Thank you, Jon :) I'll do my fixes by Monday for the text and the Exact match

mvaradi commented 6 years ago

@jonwedell, @dmaziuk - Thank you again for all the feedback, and also for fixing the "data: []" problem!

I looked into it, and the widget was rendering for non-exact matches, because in "match_types" it was looking for "BMRB Entry Tracking System", which was the originally suggested term in this thread for making the filtering - I saw that now that's not the case anymore, so the component is looking for "Exact" instead, as advised.

I've also switched the API from "devel" to "v2", and renamed "Download" to "Access"

Please find an example for the updated component at: https://wwwdev.ebi.ac.uk/pdbe/entry/pdb/2kpn (This should render) https://wwwdev.ebi.ac.uk/pdbe/entry/pdb/2aqa (This should not render)

mvaradi commented 6 years ago

@jonwedell - I have one small request: Could you please change the thumbnail URL to HTTPS instead of HTTP? Some browsers may complain about "mixed content", for example Chrome issues this warning: "Mixed Content: The page at 'https://wwwdev.ebi.ac.uk/pdbe/entry/pdb/2kpn' was loaded over HTTPS, but requested an insecure image 'http://www.bmrb.wisc.edu/images/fid.svg'. This content should also be served over HTTPS."

Thanks, Misi

jonwedell commented 6 years ago

@dmaziuk - The image is currently hosted under /images/ on the main web server. If you're still opposed to enabling HTTPS I can serve the image from the API server itself.

@mvaradi - Ah, sorry for not making it more clear we had made that change. I recall encountering the non-exact match display issue before changing the match nomenclature, but it's quite possible I deployed the change before testing rather than after and am misremembering the chronology. I think the current version looks great! Making the thumbnail a hyperlink to the data is a good touch as well.

dmaziuk commented 6 years ago

Put it on the api server, tomorrow they'll start complaining it comes from a different "domain" or something anyway.
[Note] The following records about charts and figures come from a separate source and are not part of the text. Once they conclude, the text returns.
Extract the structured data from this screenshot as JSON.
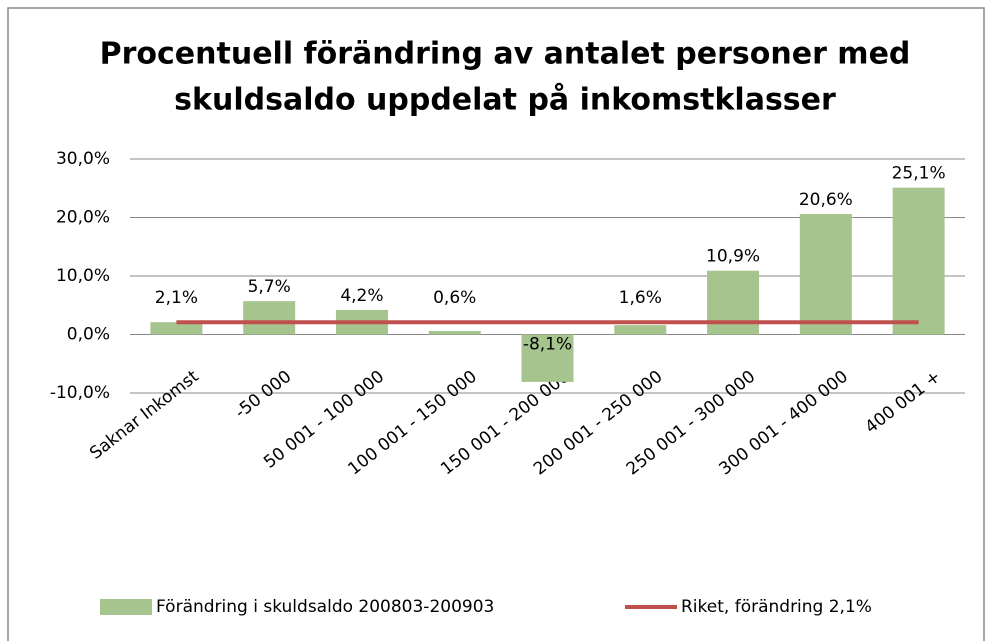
{
  "chart_data": {
    "type": "bar",
    "title": [
      "Procentuell förändring av antalet personer med",
      "skuldsaldo uppdelat på inkomstklasser"
    ],
    "categories": [
      "Saknar Inkomst",
      "-50 000",
      "50 001 - 100 000",
      "100 001 - 150 000",
      "150 001 - 200 000",
      "200 001 - 250 000",
      "250 001 - 300 000",
      "300 001 - 400 000",
      "400 001 +"
    ],
    "series": [
      {
        "name": "Förändring i skuldsaldo  200803-200903",
        "type": "bar",
        "color": "#a6c48e",
        "values": [
          2.1,
          5.7,
          4.2,
          0.6,
          -8.1,
          1.6,
          10.9,
          20.6,
          25.1
        ],
        "value_labels": [
          "2,1%",
          "5,7%",
          "4,2%",
          "0,6%",
          "-8,1%",
          "1,6%",
          "10,9%",
          "20,6%",
          "25,1%"
        ]
      },
      {
        "name": "Riket, förändring 2,1%",
        "type": "line",
        "color": "#c0504d",
        "values": [
          2.1,
          2.1,
          2.1,
          2.1,
          2.1,
          2.1,
          2.1,
          2.1,
          2.1
        ]
      }
    ],
    "ylim": [
      -10,
      30
    ],
    "yticks": [
      {
        "value": -10,
        "label": "-10,0%"
      },
      {
        "value": 0,
        "label": "0,0%"
      },
      {
        "value": 10,
        "label": "10,0%"
      },
      {
        "value": 20,
        "label": "20,0%"
      },
      {
        "value": 30,
        "label": "30,0%"
      }
    ],
    "grid": true,
    "legend": "bottom"
  }
}
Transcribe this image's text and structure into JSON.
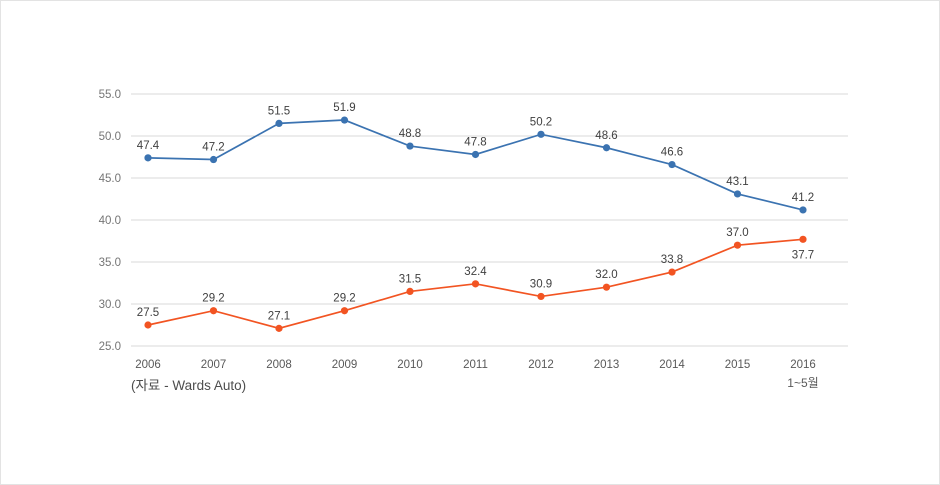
{
  "chart_data": {
    "type": "line",
    "categories": [
      "2006",
      "2007",
      "2008",
      "2009",
      "2010",
      "2011",
      "2012",
      "2013",
      "2014",
      "2015",
      "2016"
    ],
    "x_sub_label": {
      "index": 10,
      "text": "1~5월"
    },
    "series": [
      {
        "name": "series-1-blue",
        "color": "#3b73b1",
        "values": [
          47.4,
          47.2,
          51.5,
          51.9,
          48.8,
          47.8,
          50.2,
          48.6,
          46.6,
          43.1,
          41.2
        ],
        "label_below_indices": []
      },
      {
        "name": "series-2-orange",
        "color": "#f25422",
        "values": [
          27.5,
          29.2,
          27.1,
          29.2,
          31.5,
          32.4,
          30.9,
          32.0,
          33.8,
          37.0,
          37.7
        ],
        "label_below_indices": [
          10
        ]
      }
    ],
    "ylim": [
      25,
      55
    ],
    "ytick_step": 5,
    "ytick_labels": [
      "25.0",
      "30.0",
      "35.0",
      "40.0",
      "45.0",
      "50.0",
      "55.0"
    ],
    "grid": true,
    "legend": "none",
    "title": "",
    "xlabel": "",
    "ylabel": "",
    "source_note": "(자료 - Wards Auto)"
  },
  "colors": {
    "gridline": "#d9d9d9",
    "tick_text": "#757575",
    "year_text": "#595959",
    "data_label_text": "#404040",
    "card_border": "#e3e3e3",
    "background": "#ffffff"
  }
}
mvaradi commented 6 years ago

@jonwedell - Thank you, and no worries, I actually did have a bug in there regarding this too, but it should work as intended now.
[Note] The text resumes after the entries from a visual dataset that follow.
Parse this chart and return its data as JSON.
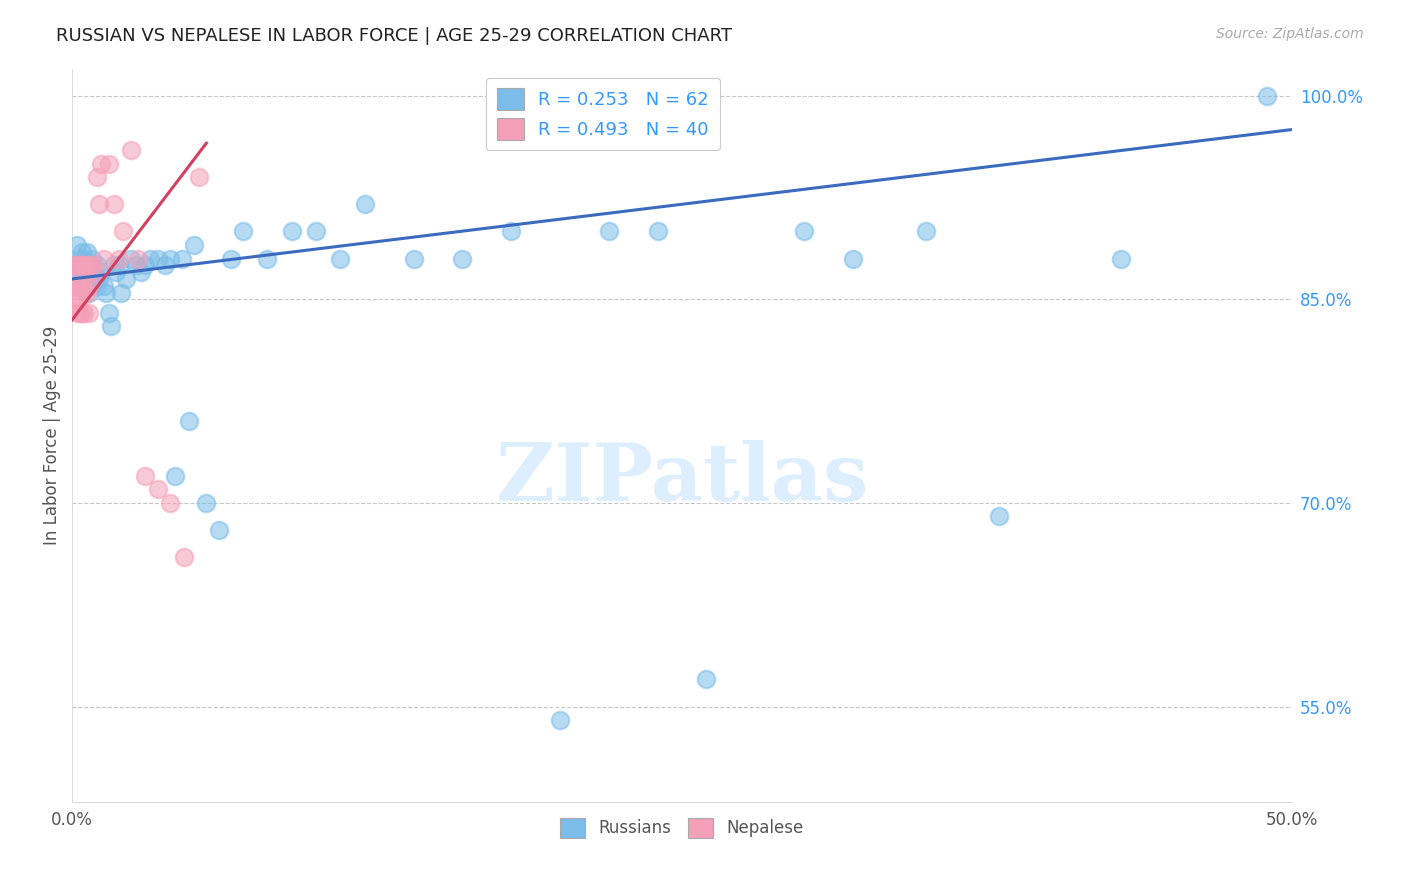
{
  "title": "RUSSIAN VS NEPALESE IN LABOR FORCE | AGE 25-29 CORRELATION CHART",
  "source": "Source: ZipAtlas.com",
  "ylabel": "In Labor Force | Age 25-29",
  "xlim": [
    0.0,
    0.5
  ],
  "ylim": [
    0.48,
    1.02
  ],
  "ytick_positions": [
    0.55,
    0.7,
    0.85,
    1.0
  ],
  "ytick_labels": [
    "55.0%",
    "70.0%",
    "85.0%",
    "100.0%"
  ],
  "russian_R": 0.253,
  "russian_N": 62,
  "nepalese_R": 0.493,
  "nepalese_N": 40,
  "russian_color": "#7bbde8",
  "nepalese_color": "#f4a0b8",
  "trend_russian_color": "#3a6bbf",
  "trend_nepalese_color": "#d44060",
  "watermark": "ZIPatlas",
  "watermark_color": "#ddeeff",
  "russians_x": [
    0.001,
    0.002,
    0.003,
    0.003,
    0.004,
    0.004,
    0.005,
    0.005,
    0.006,
    0.006,
    0.007,
    0.007,
    0.008,
    0.008,
    0.009,
    0.01,
    0.01,
    0.011,
    0.012,
    0.013,
    0.014,
    0.015,
    0.016,
    0.017,
    0.018,
    0.019,
    0.02,
    0.022,
    0.024,
    0.026,
    0.028,
    0.03,
    0.032,
    0.035,
    0.038,
    0.04,
    0.042,
    0.045,
    0.048,
    0.05,
    0.055,
    0.06,
    0.065,
    0.07,
    0.08,
    0.09,
    0.1,
    0.11,
    0.12,
    0.14,
    0.16,
    0.18,
    0.2,
    0.22,
    0.24,
    0.26,
    0.3,
    0.32,
    0.35,
    0.38,
    0.43,
    0.49
  ],
  "russians_y": [
    0.875,
    0.89,
    0.88,
    0.87,
    0.885,
    0.87,
    0.88,
    0.865,
    0.885,
    0.86,
    0.875,
    0.855,
    0.88,
    0.865,
    0.87,
    0.875,
    0.86,
    0.865,
    0.87,
    0.86,
    0.855,
    0.84,
    0.83,
    0.875,
    0.87,
    0.875,
    0.855,
    0.865,
    0.88,
    0.875,
    0.87,
    0.875,
    0.88,
    0.88,
    0.875,
    0.88,
    0.72,
    0.88,
    0.76,
    0.89,
    0.7,
    0.68,
    0.88,
    0.9,
    0.88,
    0.9,
    0.9,
    0.88,
    0.92,
    0.88,
    0.88,
    0.9,
    0.54,
    0.9,
    0.9,
    0.57,
    0.9,
    0.88,
    0.9,
    0.69,
    0.88,
    1.0
  ],
  "nepalese_x": [
    0.001,
    0.001,
    0.001,
    0.001,
    0.002,
    0.002,
    0.002,
    0.002,
    0.003,
    0.003,
    0.003,
    0.003,
    0.004,
    0.004,
    0.004,
    0.005,
    0.005,
    0.005,
    0.006,
    0.006,
    0.007,
    0.007,
    0.007,
    0.008,
    0.009,
    0.01,
    0.011,
    0.012,
    0.013,
    0.015,
    0.017,
    0.019,
    0.021,
    0.024,
    0.027,
    0.03,
    0.035,
    0.04,
    0.046,
    0.052
  ],
  "nepalese_y": [
    0.875,
    0.87,
    0.86,
    0.85,
    0.875,
    0.86,
    0.85,
    0.84,
    0.875,
    0.86,
    0.85,
    0.84,
    0.875,
    0.86,
    0.84,
    0.875,
    0.86,
    0.84,
    0.875,
    0.855,
    0.875,
    0.86,
    0.84,
    0.875,
    0.87,
    0.94,
    0.92,
    0.95,
    0.88,
    0.95,
    0.92,
    0.88,
    0.9,
    0.96,
    0.88,
    0.72,
    0.71,
    0.7,
    0.66,
    0.94
  ]
}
For example this entry has an "Exact" and a BLAST only match as well, and shows only the "Exact", as intended: https://wwwdev.ebi.ac.uk/pdbe/entry/pdb/2m68

dmaziuk commented 6 years ago

The long explanation is that "exact" as well as author-provided "related" matches exist at the entry level whereas BLAST matches are sequence-based and thus exist at the entity level. On top of which there may be matches at the assembly, entity, and chem. comp. levels as well. And there may be multiple assemblies, entities, and chem. comps. in an entry, of course.

mvaradi commented 6 years ago

@dmaziuk - Thank you for the clarification!
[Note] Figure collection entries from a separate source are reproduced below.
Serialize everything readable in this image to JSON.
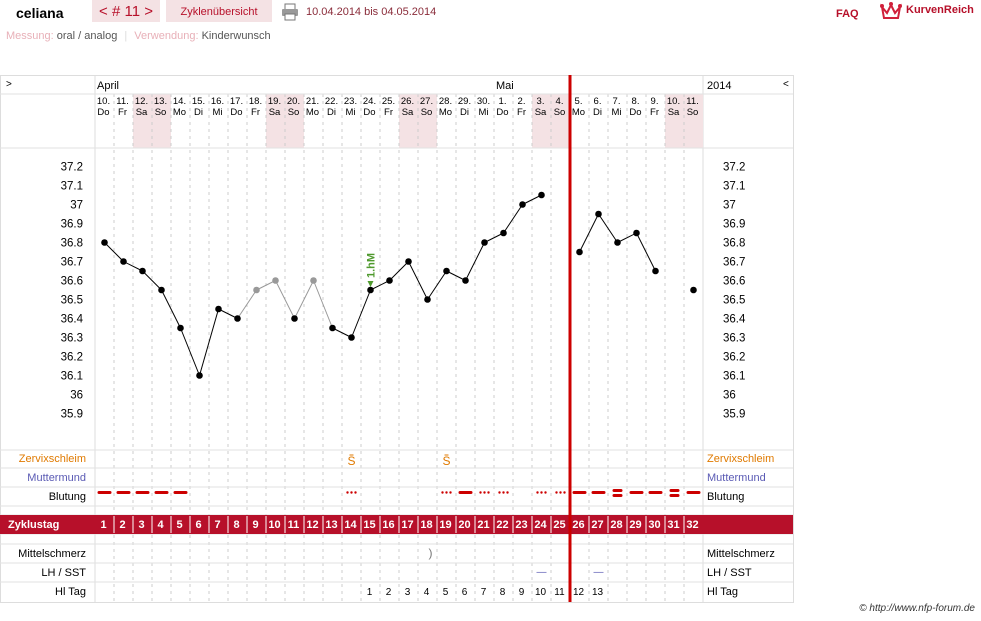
{
  "header": {
    "username": "celiana",
    "cycle_label": "< # 11 >",
    "overview_label": "Zyklenübersicht",
    "date_range": "10.04.2014 bis 04.05.2014",
    "faq_label": "FAQ",
    "brand_label": "KurvenReich"
  },
  "meta": {
    "measure_label": "Messung:",
    "measure_value": "oral / analog",
    "usage_label": "Verwendung:",
    "usage_value": "Kinderwunsch"
  },
  "nav": {
    "prev": ">",
    "next": "<",
    "year": "2014"
  },
  "months": [
    {
      "label": "April",
      "col": 0
    },
    {
      "label": "Mai",
      "col": 21
    }
  ],
  "colors": {
    "accent": "#b7102a",
    "weekend": "#f4e2e4",
    "cervical": "#e07a00",
    "cervix": "#5a5ab4",
    "blood": "#cc0000"
  },
  "chart_data": {
    "type": "line",
    "ylim": [
      35.9,
      37.2
    ],
    "yticks": [
      "37.2",
      "37.1",
      "37",
      "36.9",
      "36.8",
      "36.7",
      "36.6",
      "36.5",
      "36.4",
      "36.3",
      "36.2",
      "36.1",
      "36",
      "35.9"
    ],
    "days": [
      {
        "d": "10.",
        "w": "Do",
        "we": false
      },
      {
        "d": "11.",
        "w": "Fr",
        "we": false
      },
      {
        "d": "12.",
        "w": "Sa",
        "we": true
      },
      {
        "d": "13.",
        "w": "So",
        "we": true
      },
      {
        "d": "14.",
        "w": "Mo",
        "we": false
      },
      {
        "d": "15.",
        "w": "Di",
        "we": false
      },
      {
        "d": "16.",
        "w": "Mi",
        "we": false
      },
      {
        "d": "17.",
        "w": "Do",
        "we": false
      },
      {
        "d": "18.",
        "w": "Fr",
        "we": false
      },
      {
        "d": "19.",
        "w": "Sa",
        "we": true
      },
      {
        "d": "20.",
        "w": "So",
        "we": true
      },
      {
        "d": "21.",
        "w": "Mo",
        "we": false
      },
      {
        "d": "22.",
        "w": "Di",
        "we": false
      },
      {
        "d": "23.",
        "w": "Mi",
        "we": false
      },
      {
        "d": "24.",
        "w": "Do",
        "we": false
      },
      {
        "d": "25.",
        "w": "Fr",
        "we": false
      },
      {
        "d": "26.",
        "w": "Sa",
        "we": true
      },
      {
        "d": "27.",
        "w": "So",
        "we": true
      },
      {
        "d": "28.",
        "w": "Mo",
        "we": false
      },
      {
        "d": "29.",
        "w": "Di",
        "we": false
      },
      {
        "d": "30.",
        "w": "Mi",
        "we": false
      },
      {
        "d": "1.",
        "w": "Do",
        "we": false
      },
      {
        "d": "2.",
        "w": "Fr",
        "we": false
      },
      {
        "d": "3.",
        "w": "Sa",
        "we": true
      },
      {
        "d": "4.",
        "w": "So",
        "we": true
      },
      {
        "d": "5.",
        "w": "Mo",
        "we": false
      },
      {
        "d": "6.",
        "w": "Di",
        "we": false
      },
      {
        "d": "7.",
        "w": "Mi",
        "we": false
      },
      {
        "d": "8.",
        "w": "Do",
        "we": false
      },
      {
        "d": "9.",
        "w": "Fr",
        "we": false
      },
      {
        "d": "10.",
        "w": "Sa",
        "we": true
      },
      {
        "d": "11.",
        "w": "So",
        "we": true
      }
    ],
    "cycle_day_label": "Zyklustag",
    "cycle_days": [
      "1",
      "2",
      "3",
      "4",
      "5",
      "6",
      "7",
      "8",
      "9",
      "10",
      "11",
      "12",
      "13",
      "14",
      "15",
      "16",
      "17",
      "18",
      "19",
      "20",
      "21",
      "22",
      "23",
      "24",
      "25",
      "26",
      "27",
      "28",
      "29",
      "30",
      "31",
      "32"
    ],
    "cycle_break_after": 25,
    "temperatures": [
      36.8,
      36.7,
      36.65,
      36.55,
      36.35,
      36.1,
      36.45,
      36.4,
      36.55,
      36.6,
      36.4,
      36.6,
      36.35,
      36.3,
      36.55,
      36.6,
      36.7,
      36.5,
      36.65,
      36.6,
      36.8,
      36.85,
      37.0,
      37.05,
      null,
      36.75,
      36.95,
      36.8,
      36.85,
      36.65,
      null,
      36.55
    ],
    "excluded_days": [
      8,
      9,
      11
    ],
    "segments": [
      [
        0,
        23
      ],
      [
        25,
        29
      ]
    ],
    "annotation": {
      "day": 14,
      "text": "1.hM"
    },
    "rows": {
      "cervical_label": "Zervixschleim",
      "cervical_marks": [
        {
          "day": 13,
          "text": "S"
        },
        {
          "day": 18,
          "text": "S"
        }
      ],
      "cervix_label": "Muttermund",
      "bleeding_label": "Blutung",
      "bleeding": [
        "strong",
        "strong",
        "strong",
        "strong",
        "strong",
        "none",
        "none",
        "none",
        "none",
        "none",
        "none",
        "none",
        "none",
        "spot",
        "none",
        "none",
        "none",
        "none",
        "spot",
        "strong",
        "spot",
        "spot",
        "none",
        "spot",
        "spot",
        "strong",
        "strong",
        "heavy",
        "strong",
        "strong",
        "heavy",
        "strong"
      ],
      "pain_label": "Mittelschmerz",
      "pain_marks": [
        {
          "day": 17,
          "text": ")"
        }
      ],
      "lh_label": "LH / SST",
      "lh_marks": [
        {
          "day": 23,
          "text": "—"
        },
        {
          "day": 26,
          "text": "—"
        }
      ],
      "hl_label": "Hl Tag",
      "hl_days": [
        "",
        "",
        "",
        "",
        "",
        "",
        "",
        "",
        "",
        "",
        "",
        "",
        "",
        "",
        "1",
        "2",
        "3",
        "4",
        "5",
        "6",
        "7",
        "8",
        "9",
        "10",
        "11",
        "12",
        "13",
        "",
        "",
        "",
        "",
        ""
      ]
    }
  },
  "credit": "© http://www.nfp-forum.de"
}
jonwedell commented 6 years ago

@mvaradi - Thumbnail image location updated. It will now point to a HTTPS URL if the request to the API is made using HTTPS. Everything should be good to go. 👍

mvaradi commented 6 years ago

@jonwedell - Thank you, excellent! 👍 We are ready to move it into production on our end too - I'll stage the update tomorrow morning for release. We'll probably also have a news item about this update on our home page's news section, and on social media.

jonwedell commented 6 years ago

We'll probably also have a news item about this update on our home page's news section, and on social media.

That's excellent!

I see that the change is live. Thanks again!

Jon

mvaradi commented 6 years ago

Thanks to you too :) It has bee a good micro-project!